Total Test Data 0.4431 0.3116 0.2137 0.1473 0.2004 0.3611 0.4128
Normal Test Data 0.5130 0.3628 0.2615 0.1750 0.2313 0.3894 0.4478
Abnormal Test Data 0.2984 0.1903 0.1274 0.0934 0.1289 0.2397 0.2641

e.g. Total means the total Test Dataset, Normal means the normal report(no disease) of Test Dataset, Abnormal means the abnormal report(with disease or abnormality).



Now, I have summarize the process of my research of Medical Report Generation.

  • First, it is easy to contact this task with Image2Text Task, so I exploit the Image Captions methods to solve this task's problems, like CNN+RNN methods.
  • Second, I found that Image Captions method can solve the one sentence(short), but this task has many sentences.
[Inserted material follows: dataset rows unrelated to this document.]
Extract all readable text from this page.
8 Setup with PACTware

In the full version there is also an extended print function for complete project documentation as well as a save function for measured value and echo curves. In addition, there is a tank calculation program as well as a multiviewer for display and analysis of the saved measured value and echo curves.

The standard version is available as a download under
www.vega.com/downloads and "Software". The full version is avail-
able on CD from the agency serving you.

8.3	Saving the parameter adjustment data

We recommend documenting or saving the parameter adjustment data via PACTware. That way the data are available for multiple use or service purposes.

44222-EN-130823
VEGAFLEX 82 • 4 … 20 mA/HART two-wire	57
So I use Image Paragraph Description Generation methods, like CNN+Hierarchical RNN.
  • Next, I found the reports of this task has the Impression and Findings description, so I exploit QA + Hierarchical RNN method to solve this task's problems.
  • Finally, I found that language informations are more important than image infos because small scale dataset, interesting.


There are many challenges for this task, I refer to some points of [1].

  • Very Small Medical Data, most medical datasets only with images and nearly without bounding boxes and reports, so it is very very overfit.
  • Very Uncertainty Report Descriptions, because different doctors have different style description for diagnosis report.
  • More-Like Dense Caption Task not Story Generation, we should ground the description sentence with relevant region.
  • Unsuitable Metrics, the BLEU for machine translation and CIDEr for captioning and so on are not suitable for this task.
  • Impractical, up to now, there are 4-5 papers [5][6][7][8]. public for this task, but to be honest, they are only for papers,
    they do not release code.

Little Advice

  • If you want to research medical report generation, you could get more data, and you could focus on the Semantic Information not Visual Information when data is small.
    In VQA task, someones found that Language is more useful than Image.
  • You could use more stronger Language Model(BERT, ELMo or Transformer), maybe useful.